Before Stephen Harper seized power, Donald Gutstein wrote of the "noble lie."
What do close advisors to Stephen Harper and George W. Bush have in common? They reflect the disturbing teachings of Leo Strauss, the German-Jewish émigré who spawned the neoconservative movement. Strauss, who died in 1973, believed in the inherent inequality of humanity. Most people, he famously taught, are too stupid to make informed decisions about their political affairs. Elite philosophers must decide on affairs of state for us.
... A ruling elite of political philosophers must make those decisions because it is the only group smart enough. It must resort to deception -- Strauss's "noble lie" -- to protect citizens from themselves ... philosopher Jeet Heer recently wrote in the Globe and Mail. "For Strauss, the art of concealment and secrecy was among the greatest legacies of antiquity."
It's interesting that Paul Wolfowitz, who became "a major architect of President Bush's Iraq policy", was a student of Strauss.
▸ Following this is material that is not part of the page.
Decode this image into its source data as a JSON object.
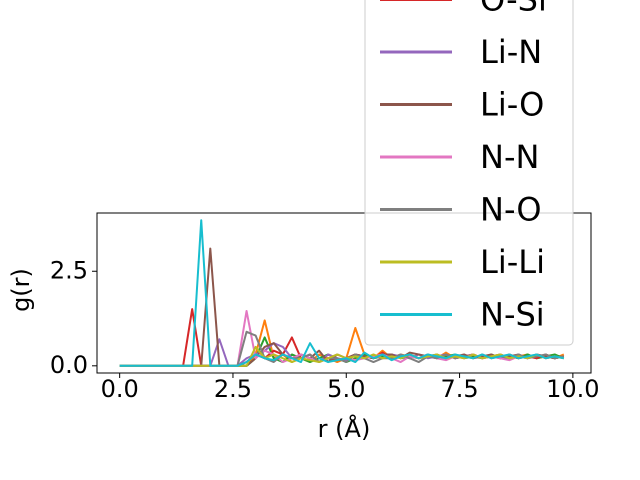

He has certainly mastered the big lie. It is also worth noting that Wolfowitz is "... currently a visiting scholar at the American Enterprise Institute.David Frum is also a member.
Time Magazine has suggested that violent factions of Islam, were the result of the followers of Sayyid Qutb, teaming up with Saudi militants being sent "... off to fight the Soviets in Afghanistan." As a result, they "... believed that the time for jihad against infidels and the neocolonialist West was now." (3)
Again, a bit too simplified, but one thing is for certain. Both sides couldn't be more wrong.